As the NAACP and other civil rights groups have long argued, environmental racism is not merely about pollution, it’s about power: who has the ability to say no, and who does not. In wealthier, whiter suburbs, a proposal to run 35 gas turbines without permits would trigger a media outcry and a flurry of legal injunctions. In Boxtown, the project was halfway done before most residents even knew it was happening.
This disparity is not accidental. It is the result of a regulatory system that too often bends toward capital, not community. Agencies defer to corporate timelines, not public health data. Permitting thresholds are written without regard for cumulative burden. And in the media, the voices of those on the frontlines are drowned out by tech-world narratives of disruption and inevitability.
Environmental racism flourishes in the shadows of complexity—when pollution is invisible, when law is opaque, and when harms are distributed over decades. Yet its effects are measurable in hospital admissions, school absenteeism, and premature deaths. If AI is to claim any mantle of moral progress, it cannot be built atop the same extractive foundations that defined the fossil-fuel age. In Boxtown, the future is being beta-tested. The question is: for whose benefit, and at whose expense?
The Real Cost of Gen AI
What looks weightless on a smartphone screen rests on an industrial backend of steel, silicon, water and, crucially, energy. Training a large language model the size of Grok can consume tens of gigawatt‑hours of electricity, the annual output of a small power station. Unless that electricity is genuinely carbon‑free (and available at the right time of day), data‑centre operators resort to on‑site gas generation to guarantee the 24/7 flows modern AI demands.
Across the world, AI is accelerating a re‑fossilisation of the grid. Companies claim the arrangement is ‘temporary’ until renewables catch up, but communities breathing the fumes know that temporary structures have a habit of outstaying their welcome.
That the systems meant to prevent exactly this scenario failed in the US should be a warning to the international community. Environmental regulation presumes slow‑cooking industrial development, not the venture‑capital‑fuelled sprint characteristic of AI. By the time officials grasp what companies like xAI are building, the turbines are often already roaring.
In the US, the Clean Air Act’s threshold for ‘major source’ status—100 tonnes per year of NOx—was drafted in 1977, when nobody imagined a single computer project needing 400 MW of gas generation. Colossus shows that server racks are the new smokestacks, and the law remains rooted in a bygone industrial age.

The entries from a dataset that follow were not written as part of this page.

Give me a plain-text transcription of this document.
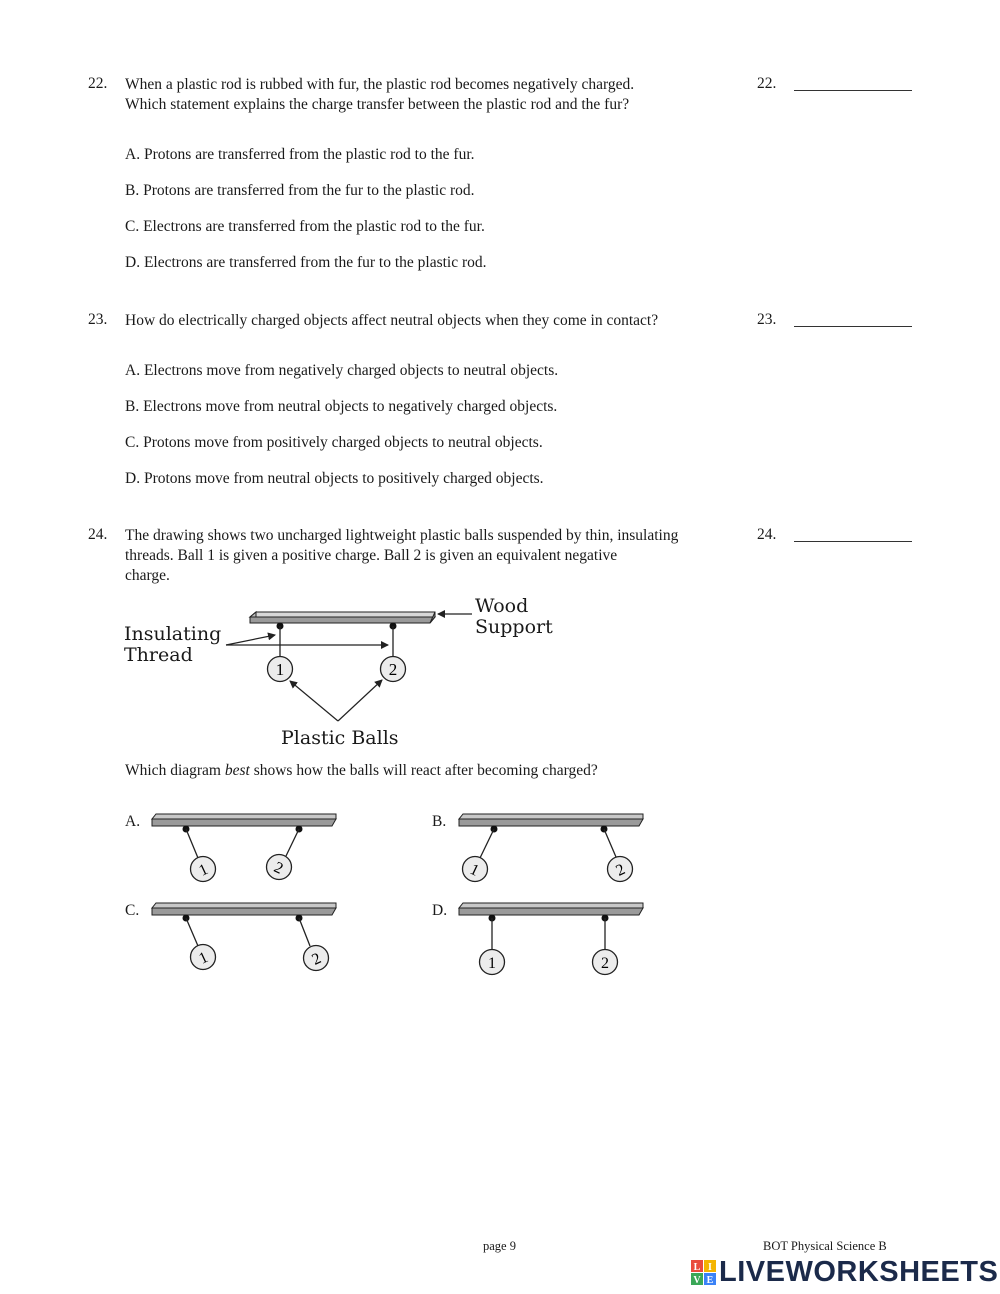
22. When a plastic rod is rubbed with fur, the plastic rod becomes negatively charged.
Which statement explains the charge transfer between the plastic rod and the fur?
22.
A. Protons are transferred from the plastic rod to the fur.
B. Protons are transferred from the fur to the plastic rod.
C. Electrons are transferred from the plastic rod to the fur.
D. Electrons are transferred from the fur to the plastic rod.
23. How do electrically charged objects affect neutral objects when they come in contact?	23.
A. Electrons move from negatively charged objects to neutral objects.
B. Electrons move from neutral objects to negatively charged objects.
C. Protons move from positively charged objects to neutral objects.
D. Protons move from neutral objects to positively charged objects.
24. The drawing shows two uncharged lightweight plastic balls suspended by thin, insulating
threads. Ball 1 is given a positive charge. Ball 2 is given an equivalent negative
charge.
24.
1	2
Wood
Support
Insulating
Thread
Plastic Balls
Which diagram best shows how the balls will react after becoming charged?
A.	B.
C.	D.
1	2	1	2
1	2	1	2
page 9	BOT Physical Science B
L I
V E LIVEWORKSHEETS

Elon Musk styles himself a techno‑humanist. Yet the benefits of Grok—marginally funnier answers to X reposts—accrue to a global online public, while the disbenefits concentrate in the lungs of South Memphis children. That asymmetry should ring alarm bells for anyone who believes innovation must account for its externalities.
We are literally poisoning the air of a black community for the sake of a chatbot.
No amount of future possibility should excuse dirty shortcuts in the present. If Silicon Valley insists on ‘moving fast and breaking things’, it must be reminded that people are not things, and their lungs are not expendable.